A campaign has been launched opposing the cars-first ballot measure that claims to “restore transportation balance,” which will appear on the November ballot as Proposition L. Prop L was crafted by the SF Republican Party, and is bankrolled by $49,000 from Sean Parker, a tech billionaire and Mayor Ed Lee supporter.

Image via Facebook

The slogan of the opposition campaign is “No on Gridlock, No on L,” and its website calls the measure “a radical effort to reverse our environmental and transportation policies and to send San Francisco backwards.” The campaign is being managed by Peter Lauterborn, an aide to Supervisor Eric Mar, though Mar’s office isn’t officially affiliated with it.

Lauterborn said endorsements are still being gathered, but that it’s already backed by Supervisors Mar, Jane Kim, Scott Wiener, John Avalos, and David Chiu. No currently elected officials have come out in support of Prop L.

Since it was launched Monday, the opposition campaign’s Facebook page has gained 214 “likes” as of press time. (The “Restore Balance” page has gained 84 since April.) Lauterborn and the SF Transit Riders Union made their first presentation to a neighborhood group last night, resulting in the Potrero Hill Democratic Club voting against Prop L.

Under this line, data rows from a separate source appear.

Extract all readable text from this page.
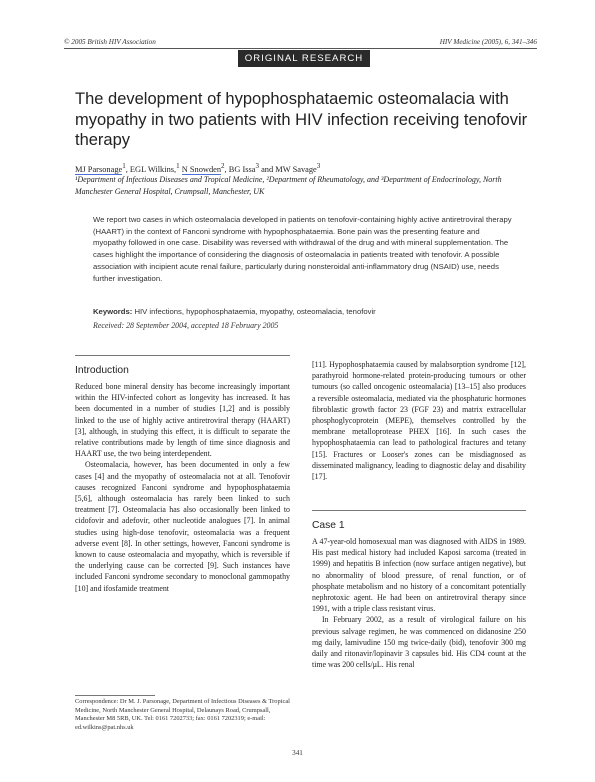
© 2005 British HIV Association	HIV Medicine (2005), 6, 341–346
ORIGINAL RESEARCH
The development of hypophosphataemic osteomalacia with myopathy in two patients with HIV infection receiving tenofovir therapy
MJ Parsonage$^1$, EGL Wilkins,$^1$ N Snowden$^2$, BG Issa$^3$ and MW Savage$^3$
¹Department of Infectious Diseases and Tropical Medicine, ²Department of Rheumatology, and ³Department of Endocrinology, North Manchester General Hospital, Crumpsall, Manchester, UK
We report two cases in which osteomalacia developed in patients on tenofovir-containing highly active antiretroviral therapy (HAART) in the context of Fanconi syndrome with hypophosphataemia. Bone pain was the presenting feature and myopathy followed in one case. Disability was reversed with withdrawal of the drug and with mineral supplementation. The cases highlight the importance of considering the diagnosis of osteomalacia in patients treated with tenofovir. A possible association with incipient acute renal failure, particularly during nonsteroidal anti-inflammatory drug (NSAID) use, needs further investigation.
Keywords: HIV infections, hypophosphataemia, myopathy, osteomalacia, tenofovir
Received: 28 September 2004, accepted 18 February 2005
Introduction

Reduced bone mineral density has become increasingly important within the HIV-infected cohort as longevity has increased. It has been documented in a number of studies [1,2] and is possibly linked to the use of highly active antiretroviral therapy (HAART) [3], although, in studying this effect, it is difficult to separate the relative contributions made by length of time since diagnosis and HAART use, the two being interdependent.

Osteomalacia, however, has been documented in only a few cases [4] and the myopathy of osteomalacia not at all. Tenofovir causes recognized Fanconi syndrome and hypophosphataemia [5,6], although osteomalacia has rarely been linked to such treatment [7]. Osteomalacia has also occasionally been linked to cidofovir and adefovir, other nucleotide analogues [7]. In animal studies using high-dose tenofovir, osteomalacia was a frequent adverse event [8]. In other settings, however, Fanconi syndrome is known to cause osteomalacia and myopathy, which is reversible if the underlying cause can be corrected [9]. Such instances have included Fanconi syndrome secondary to monoclonal gammopathy [10] and ifosfamide treatment

[11]. Hypophosphataemia caused by malabsorption syndrome [12], parathyroid hormone-related protein-producing tumours or other tumours (so called oncogenic osteomalacia) [13–15] also produces a reversible osteomalacia, mediated via the phosphaturic hormones fibroblastic growth factor 23 (FGF 23) and matrix extracellular phosphoglycoprotein (MEPE), themselves controlled by the membrane metalloprotease PHEX [16]. In such cases the hypophosphataemia can lead to pathological fractures and tetany [15]. Fractures or Looser's zones can be misdiagnosed as disseminated malignancy, leading to diagnostic delay and disability [17].

Case 1

A 47-year-old homosexual man was diagnosed with AIDS in 1989. His past medical history had included Kaposi sarcoma (treated in 1999) and hepatitis B infection (now surface antigen negative), but no abnormality of blood pressure, of renal function, or of phosphate metabolism and no history of a concomitant potentially nephrotoxic agent. He had been on antiretroviral therapy since 1991, with a triple class resistant virus.

In February 2002, as a result of virological failure on his previous salvage regimen, he was commenced on didanosine 250 mg daily, lamivudine 150 mg twice-daily (bid), tenofovir 300 mg daily and ritonavir/lopinavir 3 capsules bid. His CD4 count at the time was 200 cells/μL. His renal

Correspondence: Dr M. J. Parsonage, Department of Infectious Diseases & Tropical Medicine, North Manchester General Hospital, Delaunays Road, Crumpsall, Manchester M8 5RB, UK. Tel: 0161 7202733; fax: 0161 7202319; e-mail: ed.wilkins@pat.nhs.uk
341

“It’s growing quickly,” said Lauterborn, an SF native who studied history with a focus in urban studies at SF State University. “I think most San Franciscans understand that while parking and traffic are frustrating concerns, that this isn’t going to help any of that. This is really putting us back to a 1950s mindset of transportation planning.”

The non-binding Prop L calls for enshrining outdated policies, like free parking, and promotes the construction of new parking garages. The proponents attack the city’s Transit First Policy, and call for “balance” as if the vast majority of San Francisco’s public space isn’t already given away to drivers to move and store private automobiles.